Monadnock (ACM-14)
History | |
---|---|
Name: | USAMP Major Samuel Ringgold (MP 11) for U.S. Army, ACM-14, Monadnock |
Builder: | Marietta Manufacturing Co., Point Pleasant, West Virginia for U.S. Army |
Acquired: | by the US Navy, March 1951 |
Renamed: | Monadnock, 1 May 1955 |
Reclassified: | MMA-14, 7 February 1955 |
Struck: | 1 July 1960 |
Fate: | Struck – Sold commercial |
General characteristics | |
Class and type: | ACM-11 class minelayer |
Displacement: | 910 long tons (925 t) light |
Length: | 189 ft (58 m) |
Beam: | 37 ft (11 m) |
Draft: | 12 ft (3.7 m) |
Speed: | 12 knots (22 km/h; 14 mph) |
Complement: | 125 |
Monadnock (ACM-14) was originally built as an M1 mine planter[1] for the U.S. Army Coast Artillery Corps, Mine Planter Service as USAMP Major Samuel Ringgold (MP 11)[2] by the Marietta Manufacturing Co., Point Pleasant, WV and delivered to the Army December 1942.[3] The ship was named for Samuel Ringgold (1796–1846), an officer noted as the "Father of Modern Artillery" that fell in the Mexican-American War.
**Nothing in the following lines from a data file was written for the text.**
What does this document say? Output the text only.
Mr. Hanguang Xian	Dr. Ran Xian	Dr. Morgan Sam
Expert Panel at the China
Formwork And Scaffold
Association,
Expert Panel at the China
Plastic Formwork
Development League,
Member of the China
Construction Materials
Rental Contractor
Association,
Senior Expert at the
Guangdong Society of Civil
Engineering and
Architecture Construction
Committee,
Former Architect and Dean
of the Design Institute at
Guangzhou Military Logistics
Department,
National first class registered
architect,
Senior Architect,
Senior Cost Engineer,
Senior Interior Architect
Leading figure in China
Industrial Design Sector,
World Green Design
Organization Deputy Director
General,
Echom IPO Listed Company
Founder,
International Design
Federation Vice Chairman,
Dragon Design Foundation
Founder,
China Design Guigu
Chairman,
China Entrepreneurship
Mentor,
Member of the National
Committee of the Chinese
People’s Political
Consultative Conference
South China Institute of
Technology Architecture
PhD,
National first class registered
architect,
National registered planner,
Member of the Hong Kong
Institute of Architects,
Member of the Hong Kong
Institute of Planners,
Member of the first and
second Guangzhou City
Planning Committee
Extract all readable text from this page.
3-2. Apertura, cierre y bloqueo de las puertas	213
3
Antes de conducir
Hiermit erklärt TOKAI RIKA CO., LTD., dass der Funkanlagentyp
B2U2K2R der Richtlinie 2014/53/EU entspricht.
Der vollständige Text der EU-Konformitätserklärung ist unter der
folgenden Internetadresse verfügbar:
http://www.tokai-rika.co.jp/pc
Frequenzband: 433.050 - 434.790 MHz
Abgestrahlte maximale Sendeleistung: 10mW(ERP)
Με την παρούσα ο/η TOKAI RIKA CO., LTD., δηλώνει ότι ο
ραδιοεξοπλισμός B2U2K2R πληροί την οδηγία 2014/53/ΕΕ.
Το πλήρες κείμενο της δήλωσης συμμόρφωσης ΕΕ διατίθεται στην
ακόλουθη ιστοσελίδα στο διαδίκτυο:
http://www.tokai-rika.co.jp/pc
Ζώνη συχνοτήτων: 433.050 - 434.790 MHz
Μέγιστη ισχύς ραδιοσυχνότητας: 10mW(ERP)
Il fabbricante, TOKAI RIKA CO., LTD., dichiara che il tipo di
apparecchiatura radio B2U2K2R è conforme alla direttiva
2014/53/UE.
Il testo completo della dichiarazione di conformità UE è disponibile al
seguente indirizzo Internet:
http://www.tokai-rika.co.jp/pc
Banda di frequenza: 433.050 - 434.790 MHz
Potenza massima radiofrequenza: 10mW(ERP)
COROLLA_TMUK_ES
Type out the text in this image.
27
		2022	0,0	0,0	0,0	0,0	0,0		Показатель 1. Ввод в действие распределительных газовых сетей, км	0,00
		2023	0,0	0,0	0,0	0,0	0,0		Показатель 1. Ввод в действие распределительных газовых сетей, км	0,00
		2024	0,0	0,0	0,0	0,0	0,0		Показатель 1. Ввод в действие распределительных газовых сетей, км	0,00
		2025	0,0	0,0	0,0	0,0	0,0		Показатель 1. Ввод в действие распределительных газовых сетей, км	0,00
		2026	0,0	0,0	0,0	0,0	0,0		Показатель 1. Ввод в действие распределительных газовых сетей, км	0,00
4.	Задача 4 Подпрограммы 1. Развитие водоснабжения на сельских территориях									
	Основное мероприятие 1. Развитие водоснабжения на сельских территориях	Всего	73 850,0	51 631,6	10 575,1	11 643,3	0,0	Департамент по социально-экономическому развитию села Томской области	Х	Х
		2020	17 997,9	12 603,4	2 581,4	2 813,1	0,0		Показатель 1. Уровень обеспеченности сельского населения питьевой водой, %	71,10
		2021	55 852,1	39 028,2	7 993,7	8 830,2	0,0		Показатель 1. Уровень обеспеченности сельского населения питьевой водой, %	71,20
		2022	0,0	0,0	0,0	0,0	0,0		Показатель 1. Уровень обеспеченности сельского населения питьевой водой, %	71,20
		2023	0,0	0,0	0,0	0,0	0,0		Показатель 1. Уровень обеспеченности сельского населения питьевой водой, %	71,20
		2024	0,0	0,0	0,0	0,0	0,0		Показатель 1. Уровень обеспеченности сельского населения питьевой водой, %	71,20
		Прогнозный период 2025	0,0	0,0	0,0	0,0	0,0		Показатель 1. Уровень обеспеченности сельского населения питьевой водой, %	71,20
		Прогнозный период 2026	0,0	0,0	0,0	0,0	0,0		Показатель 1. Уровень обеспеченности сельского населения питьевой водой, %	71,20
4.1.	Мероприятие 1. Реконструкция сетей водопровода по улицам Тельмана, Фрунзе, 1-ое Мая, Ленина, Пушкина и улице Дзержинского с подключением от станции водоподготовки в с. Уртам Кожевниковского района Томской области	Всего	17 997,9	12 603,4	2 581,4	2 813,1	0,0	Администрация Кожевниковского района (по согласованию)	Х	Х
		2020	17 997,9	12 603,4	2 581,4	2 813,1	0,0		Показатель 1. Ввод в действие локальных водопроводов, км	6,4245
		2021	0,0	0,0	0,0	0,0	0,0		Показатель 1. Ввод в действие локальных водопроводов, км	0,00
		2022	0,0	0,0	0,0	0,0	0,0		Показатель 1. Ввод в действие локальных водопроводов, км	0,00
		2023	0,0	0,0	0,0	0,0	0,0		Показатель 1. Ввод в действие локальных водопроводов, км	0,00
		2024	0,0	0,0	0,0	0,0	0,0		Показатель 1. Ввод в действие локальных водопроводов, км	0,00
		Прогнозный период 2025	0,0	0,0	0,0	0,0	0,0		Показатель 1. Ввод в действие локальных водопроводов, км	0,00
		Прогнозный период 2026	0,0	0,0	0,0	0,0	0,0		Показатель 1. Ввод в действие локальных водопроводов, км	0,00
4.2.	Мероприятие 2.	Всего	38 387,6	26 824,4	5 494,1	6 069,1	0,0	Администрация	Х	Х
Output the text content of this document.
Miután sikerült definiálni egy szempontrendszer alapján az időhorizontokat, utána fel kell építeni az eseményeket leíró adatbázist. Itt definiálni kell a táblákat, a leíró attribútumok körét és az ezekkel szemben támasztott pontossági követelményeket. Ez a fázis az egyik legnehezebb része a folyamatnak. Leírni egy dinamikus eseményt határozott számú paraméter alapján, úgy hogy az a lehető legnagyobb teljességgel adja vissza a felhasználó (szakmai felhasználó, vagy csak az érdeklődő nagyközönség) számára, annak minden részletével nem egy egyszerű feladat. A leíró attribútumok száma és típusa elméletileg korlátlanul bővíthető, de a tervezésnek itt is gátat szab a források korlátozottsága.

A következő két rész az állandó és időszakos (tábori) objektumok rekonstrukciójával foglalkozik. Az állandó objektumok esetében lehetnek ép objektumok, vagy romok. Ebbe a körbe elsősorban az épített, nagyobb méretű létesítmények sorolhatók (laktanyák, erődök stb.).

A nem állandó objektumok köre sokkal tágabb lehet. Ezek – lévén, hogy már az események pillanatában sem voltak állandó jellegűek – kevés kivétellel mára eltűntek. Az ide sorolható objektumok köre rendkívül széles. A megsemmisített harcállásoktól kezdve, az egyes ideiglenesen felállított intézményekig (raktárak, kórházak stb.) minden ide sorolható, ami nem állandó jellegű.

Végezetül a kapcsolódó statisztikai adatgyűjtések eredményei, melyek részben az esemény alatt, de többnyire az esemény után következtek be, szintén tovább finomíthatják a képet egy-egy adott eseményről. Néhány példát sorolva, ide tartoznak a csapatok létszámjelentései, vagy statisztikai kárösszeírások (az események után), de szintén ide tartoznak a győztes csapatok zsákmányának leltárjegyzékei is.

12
The mine planter was transferred to the U.S. Navy in March 1951 to become an Auxiliary Minelayer (ACM / MMA) under naval designation. She was then berthed at Boston as a unit of the Atlantic Reserve Fleet. While in the Reserve Fleet, she was redesignated MMA-14, 7 February 1955, and named Monadnock, 1 May 1955; the second ACM to bear this name.[4] The ship was never commissioned and thus never bore the "USS" prefix. Monadnock was struck from the Navy list on 1 July 1960 and sold to commercial interests. In commercial service the ship was named Thiti, Amazonia and eventually Dear operating into the 1980s under Italian registry.[2]
References
- ↑ "Coast Artillery Corps Army Mine Planter Service". Army Ships – The Ghost Fleet. Retrieved 12 November 2011.
- ↑ "Shipbuilding History – U.S. Army Mine Craft – MP, L and M". Retrieved 12 November 2011.
- ↑ "Monadnock (ACM 14) (see after Monadnock (ACM 10))". Dictionary of American Naval Fighting Ships. Naval History & Heritage Command. Retrieved 12 November 2011.